Giacomo Manzu was apprenticed to a carver and gilder at the age of 11. In 1928 he enrolled at the Institute of Art in Verona.
The first period of Manzu's work (1928 - 1938) was one of research and experimentation, and he drew on a variety of sources: Donatello, the Romanesque high-relief doors of S. Zeno Maggiore in Verona, the archaic and Etruscan traditions, Auguste Rodin (whose work he discovered on a trip to Paris in 1936), and Medardo Rosso. The range of materials employed also reflected the experimental nature of Manzu's early period. He used wrought iron, copper, silver, polychromed stucco, granite, and wax. The end of this early period also shows, in addition to the choice of wax, his great interest in the modeling properties of this material handled in Rosso's manner. Red Mask (1936) and Susanna (1937) are particularly representative of this trend.
Manzu's mature work dates from 1938, the year in which he turned to relief sculpture and first stated two recurring themes: the Crucifixion and the cardinal. His eight reliefs entitled Cristo nella nostra umanita (1938/1939) were controversial images, criticized by both the Church and the Fascists because they depicted the crucified Christ in contemporary terms. The image of the cardinal addressed itself to a different set of sculptural problems: Manzu was concerned with modeling in the round, with large simple masses that emphasize the majesty of the churchman in his robes. The Crucifixion relief Manzu executed in 1942 was restated in the 1950 commission of Four Stations of the Cross for the church of S. Eugenio in Rome. In 1951 he did the high reliefs for Antwerp's Middelheimpark (Crucifixion and Entombment). The most extensive elaboration of the Crucifixion motif appears in two series that are smaller in scale and shallower in relief: Variations on the Theme of Cristo nella nostra umanità (1947 - 1957) and Variations on a Theme (1955 - 1965). The cardinal image also varied in scale and treatment, moving to life-size figures beginning in 1949. The degree of abstraction ranged from a 1948 Cardinal with greater attention to naturalistic details to a 1954 Cardinal with an angular orientation in space and obliteration of specific features.
His award-winning, essentially a full-length portrait, Francesca represents the third set of themes Manzu handled: secular portraits and the female form. Included in this category are Portrait of a Lady (1946), numerous studies of dancers, and the theme of the artist and his model. Manzu first portrayed the artist and model theme in 1942 in relief. Later he depicted the subject fully modeled in the round; the Self-portrait with Model (1946) is a representative example.
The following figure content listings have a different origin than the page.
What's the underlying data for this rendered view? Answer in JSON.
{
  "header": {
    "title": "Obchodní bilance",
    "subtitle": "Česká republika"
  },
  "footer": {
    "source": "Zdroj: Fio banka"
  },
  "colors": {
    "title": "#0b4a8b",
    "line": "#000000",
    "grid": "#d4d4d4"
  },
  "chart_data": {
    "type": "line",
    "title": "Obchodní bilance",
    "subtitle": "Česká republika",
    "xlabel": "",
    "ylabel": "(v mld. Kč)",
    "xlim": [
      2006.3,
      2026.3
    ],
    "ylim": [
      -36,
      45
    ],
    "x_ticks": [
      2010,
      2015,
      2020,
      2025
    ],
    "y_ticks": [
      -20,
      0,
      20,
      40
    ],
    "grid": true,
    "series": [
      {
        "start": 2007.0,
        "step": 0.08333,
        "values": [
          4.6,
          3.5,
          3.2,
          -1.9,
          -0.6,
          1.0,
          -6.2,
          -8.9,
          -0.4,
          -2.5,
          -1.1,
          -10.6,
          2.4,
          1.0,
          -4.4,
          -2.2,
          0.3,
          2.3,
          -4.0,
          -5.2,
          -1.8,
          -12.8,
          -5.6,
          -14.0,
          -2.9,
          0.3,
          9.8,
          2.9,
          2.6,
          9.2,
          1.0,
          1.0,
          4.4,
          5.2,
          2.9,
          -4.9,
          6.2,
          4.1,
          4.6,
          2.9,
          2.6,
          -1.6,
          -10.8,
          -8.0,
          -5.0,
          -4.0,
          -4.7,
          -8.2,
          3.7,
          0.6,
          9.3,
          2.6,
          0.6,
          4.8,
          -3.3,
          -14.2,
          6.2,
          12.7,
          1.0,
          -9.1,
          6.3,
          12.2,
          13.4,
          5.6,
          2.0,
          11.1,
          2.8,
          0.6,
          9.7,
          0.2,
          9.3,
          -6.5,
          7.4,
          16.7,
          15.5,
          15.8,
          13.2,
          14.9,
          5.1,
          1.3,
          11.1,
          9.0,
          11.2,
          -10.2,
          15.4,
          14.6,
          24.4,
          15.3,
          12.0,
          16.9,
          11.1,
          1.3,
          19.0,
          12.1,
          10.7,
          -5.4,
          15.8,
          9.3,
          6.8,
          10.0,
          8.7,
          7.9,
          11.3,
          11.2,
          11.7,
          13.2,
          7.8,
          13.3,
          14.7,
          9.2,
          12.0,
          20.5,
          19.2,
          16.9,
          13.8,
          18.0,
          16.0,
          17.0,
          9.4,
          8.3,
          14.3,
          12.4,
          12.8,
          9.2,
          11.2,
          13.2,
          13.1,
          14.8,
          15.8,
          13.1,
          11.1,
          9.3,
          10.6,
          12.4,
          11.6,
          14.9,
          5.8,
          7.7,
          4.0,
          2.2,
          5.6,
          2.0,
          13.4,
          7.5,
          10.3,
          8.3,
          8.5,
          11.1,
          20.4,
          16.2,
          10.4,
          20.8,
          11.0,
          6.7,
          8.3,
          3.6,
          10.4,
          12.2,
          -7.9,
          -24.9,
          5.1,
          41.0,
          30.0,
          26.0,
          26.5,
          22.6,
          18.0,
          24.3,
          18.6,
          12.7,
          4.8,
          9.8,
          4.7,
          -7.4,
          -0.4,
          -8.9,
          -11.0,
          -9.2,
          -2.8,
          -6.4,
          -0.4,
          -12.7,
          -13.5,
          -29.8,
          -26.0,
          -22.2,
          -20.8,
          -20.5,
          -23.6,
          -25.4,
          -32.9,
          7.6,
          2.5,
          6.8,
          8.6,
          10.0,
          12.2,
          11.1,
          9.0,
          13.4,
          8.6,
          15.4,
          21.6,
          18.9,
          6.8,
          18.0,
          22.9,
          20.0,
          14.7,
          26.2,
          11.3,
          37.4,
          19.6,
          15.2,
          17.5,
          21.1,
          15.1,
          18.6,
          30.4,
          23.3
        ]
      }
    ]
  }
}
Manzu's work of the 1950's and 1960's included important public commissions, the majority being relief panels for European churches. Best known is the Portal of Death, the bronze doors for St. Peter's in Rome, completed in 1963. It portrays the deaths of saints and martyrs. Depicted on the inner side is the processional frieze Inauguration of the Second Vatican Council. Other doors executed by Manzu are the Door of Love for the Salzburg Cathedral, completed in 1958, and the portal reliefs for St. Laurents Church in Rotterdam, commissioned in 1966.
Although he was an atheist, he was a personal friend of Pope John XXIII and had important liturgical commissions for the Vatican.
He was married to Inge Schabel, who was the model of a large number of his portraits. His son Pio Manzu was an Italian designer.